= Tim Love =

Chef

Tim Love is a chef best known for urban western cuisine. He is the owner and executive chef of several Fort Worth-area restaurants including the historic White Elephant Saloon, the Love Shack, Tannahill's Tavern and Music Hall, the Woodshed Smokehouse, Gemelle with micro-hotel Hotel Otto as well as his flagship restaurant Lonesome Dove Western Bistro in the historic Fort Worth Stockyards.

==Early life and education==
Born and raised in Denton, Texas, Love was the youngest of seven children. He graduated from Denton High School. He graduated from the University of Tennessee in 1994 with a bachelor's degree in Business.

==Career==
Love began working in restaurant kitchens in Knoxville while he was attending the University of Tennessee. He worked in restaurants in Knoxville and Colorado before returning to Texas.

Love opened his first restaurant, Lonesome Dove Western Bistro, in June 2000. He bought the White Elephant Saloon in 2002.

Love opened two restaurants in 2006, Duce in Fort Worth and Lonesome Dove Western Bistro NYC in Manhattan's Chelsea district. Lonesome Dove Western Bistro NYC closed in March 2007 after six months, which included unfavorable reviews by the New York Times and New York magazine. Duce is sold in 2008 to a Chicago chef.

In 2007, he opened a burger restaurant, Love Shack, in the Stockyards.

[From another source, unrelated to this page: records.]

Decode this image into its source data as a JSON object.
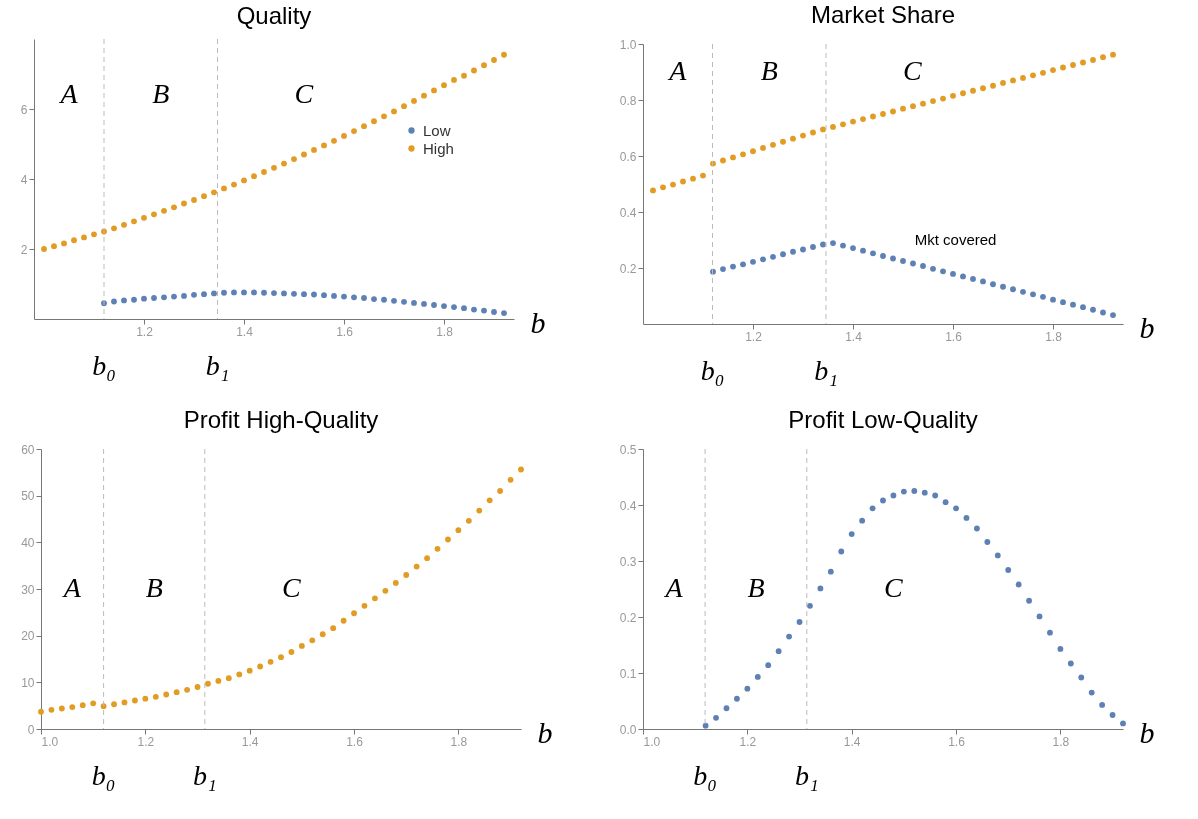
{
  "chart_data": [
    {
      "type": "scatter",
      "title": "Quality",
      "xlabel": "b",
      "xlim": [
        0.98,
        1.94
      ],
      "ylim": [
        0,
        8
      ],
      "xticks": [
        1.2,
        1.4,
        1.6,
        1.8
      ],
      "yticks": [
        2,
        4,
        6
      ],
      "grid": false,
      "legend": "top right",
      "marker": "circle",
      "series": [
        {
          "name": "Low",
          "color": "#5e81b5",
          "x": [
            1.12,
            1.14,
            1.16,
            1.18,
            1.2,
            1.22,
            1.24,
            1.26,
            1.28,
            1.3,
            1.32,
            1.34,
            1.36,
            1.38,
            1.4,
            1.42,
            1.44,
            1.46,
            1.48,
            1.5,
            1.52,
            1.54,
            1.56,
            1.58,
            1.6,
            1.62,
            1.64,
            1.66,
            1.68,
            1.7,
            1.72,
            1.74,
            1.76,
            1.78,
            1.8,
            1.82,
            1.84,
            1.86,
            1.88,
            1.9,
            1.92
          ],
          "values": [
            0.45,
            0.5,
            0.53,
            0.55,
            0.58,
            0.6,
            0.62,
            0.64,
            0.66,
            0.69,
            0.71,
            0.73,
            0.75,
            0.76,
            0.76,
            0.76,
            0.75,
            0.74,
            0.73,
            0.72,
            0.71,
            0.7,
            0.68,
            0.66,
            0.64,
            0.62,
            0.6,
            0.57,
            0.55,
            0.52,
            0.49,
            0.46,
            0.43,
            0.4,
            0.37,
            0.34,
            0.31,
            0.27,
            0.24,
            0.2,
            0.17
          ]
        },
        {
          "name": "High",
          "color": "#e19c24",
          "x": [
            1.0,
            1.02,
            1.04,
            1.06,
            1.08,
            1.1,
            1.12,
            1.14,
            1.16,
            1.18,
            1.2,
            1.22,
            1.24,
            1.26,
            1.28,
            1.3,
            1.32,
            1.34,
            1.36,
            1.38,
            1.4,
            1.42,
            1.44,
            1.46,
            1.48,
            1.5,
            1.52,
            1.54,
            1.56,
            1.58,
            1.6,
            1.62,
            1.64,
            1.66,
            1.68,
            1.7,
            1.72,
            1.74,
            1.76,
            1.78,
            1.8,
            1.82,
            1.84,
            1.86,
            1.88,
            1.9,
            1.92
          ],
          "values": [
            2.0,
            2.08,
            2.16,
            2.25,
            2.33,
            2.42,
            2.5,
            2.59,
            2.69,
            2.79,
            2.89,
            2.99,
            3.09,
            3.19,
            3.3,
            3.4,
            3.51,
            3.62,
            3.73,
            3.84,
            3.96,
            4.08,
            4.2,
            4.32,
            4.44,
            4.57,
            4.7,
            4.83,
            4.96,
            5.09,
            5.23,
            5.37,
            5.51,
            5.65,
            5.79,
            5.93,
            6.08,
            6.23,
            6.38,
            6.53,
            6.68,
            6.83,
            6.95,
            7.1,
            7.25,
            7.4,
            7.55
          ]
        }
      ],
      "ref_lines": [
        {
          "axis": "x",
          "value": 1.12,
          "label": "b₀",
          "color": "#bbbbbb",
          "line_style": "dashed"
        },
        {
          "axis": "x",
          "value": 1.347,
          "label": "b₁",
          "color": "#bbbbbb",
          "line_style": "dashed"
        }
      ],
      "annotations": [
        "A",
        "B",
        "C"
      ]
    },
    {
      "type": "scatter",
      "title": "Market Share",
      "xlabel": "b",
      "xlim": [
        0.98,
        1.94
      ],
      "ylim": [
        0,
        1
      ],
      "xticks": [
        1.2,
        1.4,
        1.6,
        1.8
      ],
      "yticks": [
        0.2,
        0.4,
        0.6,
        0.8,
        {
          "value": 1,
          "label": "1.0"
        }
      ],
      "grid": false,
      "marker": "circle",
      "series": [
        {
          "color": "#5e81b5",
          "x": [
            1.12,
            1.14,
            1.16,
            1.18,
            1.2,
            1.22,
            1.24,
            1.26,
            1.28,
            1.3,
            1.32,
            1.34,
            1.36,
            1.38,
            1.4,
            1.42,
            1.44,
            1.46,
            1.48,
            1.5,
            1.52,
            1.54,
            1.56,
            1.58,
            1.6,
            1.62,
            1.64,
            1.66,
            1.68,
            1.7,
            1.72,
            1.74,
            1.76,
            1.78,
            1.8,
            1.82,
            1.84,
            1.86,
            1.88,
            1.9,
            1.92
          ],
          "values": [
            0.187,
            0.196,
            0.205,
            0.213,
            0.222,
            0.231,
            0.24,
            0.249,
            0.258,
            0.266,
            0.275,
            0.284,
            0.289,
            0.28,
            0.271,
            0.262,
            0.252,
            0.243,
            0.234,
            0.225,
            0.216,
            0.207,
            0.197,
            0.188,
            0.179,
            0.17,
            0.161,
            0.152,
            0.142,
            0.133,
            0.124,
            0.115,
            0.106,
            0.097,
            0.087,
            0.078,
            0.069,
            0.06,
            0.051,
            0.041,
            0.032
          ]
        },
        {
          "color": "#e19c24",
          "x": [
            1.0,
            1.02,
            1.04,
            1.06,
            1.08,
            1.1,
            1.12,
            1.14,
            1.16,
            1.18,
            1.2,
            1.22,
            1.24,
            1.26,
            1.28,
            1.3,
            1.32,
            1.34,
            1.36,
            1.38,
            1.4,
            1.42,
            1.44,
            1.46,
            1.48,
            1.5,
            1.52,
            1.54,
            1.56,
            1.58,
            1.6,
            1.62,
            1.64,
            1.66,
            1.68,
            1.7,
            1.72,
            1.74,
            1.76,
            1.78,
            1.8,
            1.82,
            1.84,
            1.86,
            1.88,
            1.9,
            1.92
          ],
          "values": [
            0.477,
            0.488,
            0.498,
            0.509,
            0.519,
            0.53,
            0.573,
            0.584,
            0.595,
            0.606,
            0.617,
            0.629,
            0.64,
            0.651,
            0.662,
            0.673,
            0.684,
            0.695,
            0.704,
            0.713,
            0.723,
            0.732,
            0.741,
            0.75,
            0.759,
            0.769,
            0.778,
            0.787,
            0.796,
            0.805,
            0.815,
            0.824,
            0.833,
            0.842,
            0.851,
            0.861,
            0.87,
            0.879,
            0.888,
            0.897,
            0.907,
            0.916,
            0.925,
            0.934,
            0.943,
            0.953,
            0.962
          ]
        }
      ],
      "ref_lines": [
        {
          "axis": "x",
          "value": 1.119,
          "label": "b₀",
          "color": "#bbbbbb",
          "line_style": "dashed"
        },
        {
          "axis": "x",
          "value": 1.346,
          "label": "b₁",
          "color": "#bbbbbb",
          "line_style": "dashed"
        }
      ],
      "annotations": [
        "A",
        "B",
        "C",
        "Mkt covered"
      ]
    },
    {
      "type": "scatter",
      "title": "Profit High-Quality",
      "xlabel": "b",
      "xlim": [
        1.0,
        1.92
      ],
      "ylim": [
        0,
        60
      ],
      "xticks": [
        {
          "value": 1,
          "label": "1.0"
        },
        1.2,
        1.4,
        1.6,
        1.8
      ],
      "yticks": [
        0,
        10,
        20,
        30,
        40,
        50,
        60
      ],
      "grid": false,
      "marker": "circle",
      "series": [
        {
          "color": "#e19c24",
          "x": [
            1.0,
            1.02,
            1.04,
            1.06,
            1.08,
            1.1,
            1.12,
            1.14,
            1.16,
            1.18,
            1.2,
            1.22,
            1.24,
            1.26,
            1.28,
            1.3,
            1.32,
            1.34,
            1.36,
            1.38,
            1.4,
            1.42,
            1.44,
            1.46,
            1.48,
            1.5,
            1.52,
            1.54,
            1.56,
            1.58,
            1.6,
            1.62,
            1.64,
            1.66,
            1.68,
            1.7,
            1.72,
            1.74,
            1.76,
            1.78,
            1.8,
            1.82,
            1.84,
            1.86,
            1.88,
            1.9,
            1.92
          ],
          "values": [
            3.7,
            4.1,
            4.4,
            4.7,
            5.1,
            5.5,
            4.9,
            5.3,
            5.7,
            6.1,
            6.5,
            6.9,
            7.4,
            7.9,
            8.4,
            9.0,
            9.7,
            10.3,
            10.9,
            11.7,
            12.5,
            13.4,
            14.4,
            15.4,
            16.5,
            17.8,
            19.0,
            20.3,
            21.6,
            23.2,
            24.8,
            26.4,
            28.0,
            29.6,
            31.3,
            33.0,
            34.8,
            36.6,
            38.6,
            40.6,
            42.6,
            44.6,
            46.8,
            49.0,
            51.0,
            53.4,
            55.6
          ]
        }
      ],
      "ref_lines": [
        {
          "axis": "x",
          "value": 1.12,
          "label": "b₀",
          "color": "#bbbbbb",
          "line_style": "dashed"
        },
        {
          "axis": "x",
          "value": 1.314,
          "label": "b₁",
          "color": "#bbbbbb",
          "line_style": "dashed"
        }
      ],
      "annotations": [
        "A",
        "B",
        "C"
      ]
    },
    {
      "type": "scatter",
      "title": "Profit Low-Quality",
      "xlabel": "b",
      "xlim": [
        1.0,
        1.92
      ],
      "ylim": [
        0,
        0.5
      ],
      "xticks": [
        {
          "value": 1,
          "label": "1.0"
        },
        1.2,
        1.4,
        1.6,
        1.8
      ],
      "yticks": [
        {
          "value": 0,
          "label": "0.0"
        },
        0.1,
        0.2,
        0.3,
        0.4,
        0.5
      ],
      "grid": false,
      "marker": "circle",
      "series": [
        {
          "color": "#5e81b5",
          "x": [
            1.12,
            1.14,
            1.16,
            1.18,
            1.2,
            1.22,
            1.24,
            1.26,
            1.28,
            1.3,
            1.32,
            1.34,
            1.36,
            1.38,
            1.4,
            1.42,
            1.44,
            1.46,
            1.48,
            1.5,
            1.52,
            1.54,
            1.56,
            1.58,
            1.6,
            1.62,
            1.64,
            1.66,
            1.68,
            1.7,
            1.72,
            1.74,
            1.76,
            1.78,
            1.8,
            1.82,
            1.84,
            1.86,
            1.88,
            1.9,
            1.92
          ],
          "values": [
            0.006,
            0.02,
            0.037,
            0.054,
            0.072,
            0.093,
            0.114,
            0.139,
            0.165,
            0.191,
            0.22,
            0.251,
            0.281,
            0.317,
            0.348,
            0.372,
            0.394,
            0.408,
            0.417,
            0.424,
            0.425,
            0.422,
            0.417,
            0.405,
            0.394,
            0.377,
            0.358,
            0.334,
            0.31,
            0.284,
            0.258,
            0.229,
            0.201,
            0.172,
            0.143,
            0.117,
            0.092,
            0.065,
            0.043,
            0.025,
            0.01
          ]
        }
      ],
      "ref_lines": [
        {
          "axis": "x",
          "value": 1.119,
          "label": "b₀",
          "color": "#bbbbbb",
          "line_style": "dashed"
        },
        {
          "axis": "x",
          "value": 1.314,
          "label": "b₁",
          "color": "#bbbbbb",
          "line_style": "dashed"
        }
      ],
      "annotations": [
        "A",
        "B",
        "C"
      ]
    }
  ]
}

His restaurants expanded to the Fort Worth riverfront in 2012 with the opening of the Woodshed Smokehouse, and in 2013 he opened Queenie’s Steakhouse at the location of a Love Shack that he closed in his hometown of Denton.

New Lonesome Dove locations followed in Austin in 2015 and Knoxville in 2016. In 2019, he opened Gemelle, an Italian restaurant in Fort Worth, and in January 2020 opened Ático, a rooftop tapas bar in the Stockyards.

Houston locations of Woodshed Smokehouse and Love Shack, and a Houston location of his doughnut concept, Side Dough, opened in March 2020 and closed in August 2022. Also in 2022, Love opened Caterina's, an Italian restaurant, Paloma Suerte, a Mexican restaurant, and Tannahill's, a tavern and music venue, all in Fort Worth.

==Other ventures==
===Television===
Love's first television appearance was a 2007 episode of Iron Chef America, where he defeated Japanese Iron Chef Masaharu Morimoto in Battle Chile Pepper. He has appeared as a contestant on Top Chef Masters, The Next Iron Chef, and Knife Fight, as a guest judge on episodes of Chopped and Top Chef, and co-hosted the series Restaurant Startup. In 2025, he was a contestant in season 6 of Tournament of Champions.